Sweary

 

Sweary

 

I travelled back in time last Friday.

 

No, not to last Friday. That would have been a bit pointless, going back in time all of three days … unless I’d done something utterly catastrophic on Friday, like running over the boffin hurrying to announce the cure for the common cold, which he’d not written down or told anyone because of incessant delusions that everyone else in the lab was out to get him, delusions brought about by an untreated blow to the head in his teenage years and not at all helped by the fact that Alan in Haematology kept nicking his yoghurt out of the canteen fridge, the smug fucking prick.

 

It’s my greatest fear that I’ll do something like that – like, that I’ll unintentionally set in motion something with horrendous consequences for the world, not that I’ll steal someone’s Yop. I fucking hate Yop.

 

Anyway, time travel.

 

I was down in West Cork at the wedding of my dear friend Lettuce, who is so dear to me that she doesn’t mind being nicknamed for a salad vegetable. We stayed in a West Cork hotel, as is the custom, and walking into the bedroom was like walking into the nineteen seventies, complete with ugly panelling and the remnants of one of them olive green bathroom suites. It was most evocative, especially considering I wasn’t alive in the nineteen seventies.

 

Evocative, but endearing. How we giggled at the sagging beds, the split-ends carpet, the perplexing Perspex overlapping the top of the dressing table! We giggled all the way through the Beef Or Salmon. We giggled as we quaffed that new-fangled pear cider. We even giggled through the wedding band’s forty-five minute-long rendition of The Siege Of Ennis. The giggles subsided, though, when we noticed the poor selection of vegetarian sandwiches at the Afters. Easi-Singles on white bread has long been my kryptonite.

 

“I think I need a packet of crisps,” I sniffed, dissecting the sandwich as one would the corpse of a slurry pit suicide – with scalded tongs and an expression veering well away from Your-Poor-Mother.

 

But there were no crisps. None. Not Taytos, Kings, nor Hunky Dorys. Not even damp little Walkers, the crisp that’s always late to the party because no one fucking cares whether it’s there or not.

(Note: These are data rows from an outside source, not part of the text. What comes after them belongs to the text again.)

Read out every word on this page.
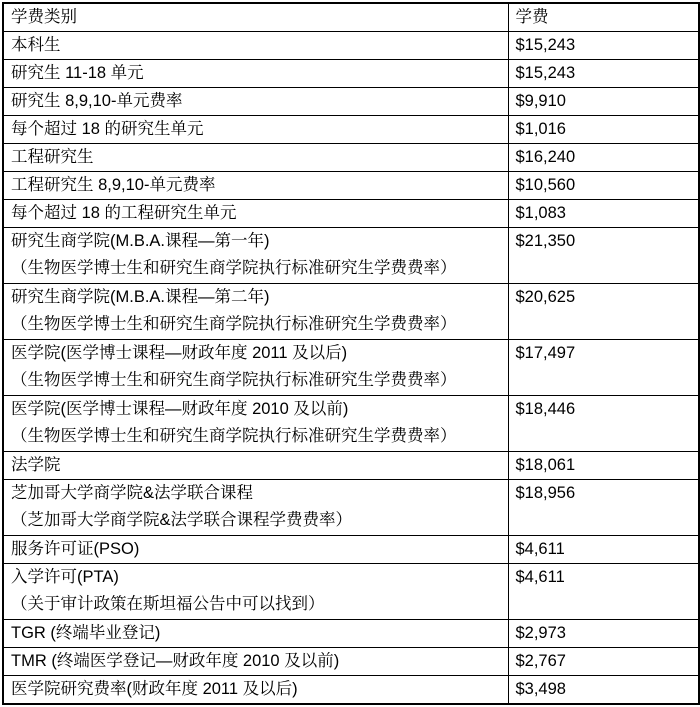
学费类别	学费

本科生	$15,243

研究生 11-18 单元	$15,243

研究生 8,9,10-单元费率	$9,910

每个超过 18 的研究生单元	$1,016

工程研究生	$16,240

工程研究生 8,9,10-单元费率	$10,560

每个超过 18 的工程研究生单元	$1,083

研究生商学院(M.B.A.课程—第一年)
（生物医学博士生和研究生商学院执行标准研究生学费费率）	$21,350

研究生商学院(M.B.A.课程—第二年)
（生物医学博士生和研究生商学院执行标准研究生学费费率）	$20,625

医学院(医学博士课程—财政年度 2011 及以后)
（生物医学博士生和研究生商学院执行标准研究生学费费率）	$17,497

医学院(医学博士课程—财政年度 2010 及以前)
（生物医学博士生和研究生商学院执行标准研究生学费费率）	$18,446

法学院	$18,061

芝加哥大学商学院&法学联合课程
（芝加哥大学商学院&法学联合课程学费费率）	$18,956

服务许可证(PSO)	$4,611

入学许可(PTA)
（关于审计政策在斯坦福公告中可以找到）	$4,611

TGR (终端毕业登记)	$2,973

TMR (终端医学登记—财政年度 2010 及以前)	$2,767

医学院研究费率(财政年度 2011 及以后)	$3,498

None. Not so much as a half-eaten packet of Burger Bites they found covered in jam in the playroom. No peanuts, even.

 

crispytowers

 

“There’s this Kit-Kat?” the barman chanced.

 

But when you’ve been lushing the fuck out of it since 3pm, there’s no Kit-Kat in the world that will sate your salty hankerings. And in all fairness, what’s in a Kit-Kat that’s going to whither you up for more alcohol? I thought every barman worth his you-know-what understood that the more the customer’s tongue is shrivelled by the snacks available when the tummy’s rumbling good-oh, the heavier the till will be by the end of the night. Surely that was a philosophy back in the days of bubble perms and Fawlty Towers? Surely?

 

I can take dial-radios set into the wall. I can take industrial Armitage Shanks bog roll holders in the loo. I am fine with single-glazed windows and free-shampoo-free showers. But for fuck’s sake, there’s no nostalgia, escapism, or Mother Superior in the world that would make me go back to an Irish hotel which doesn’t sell Taytos. If you can’t even get the simple things right, what hope is there? And what’s the point in hallucinatory jaunts into the past when they don’t serve the appropriate culinary comforts? Tayto was launched in 1954. 1954!!!

 

Hmm.

 

I’ve really got to stop blogging about crisps.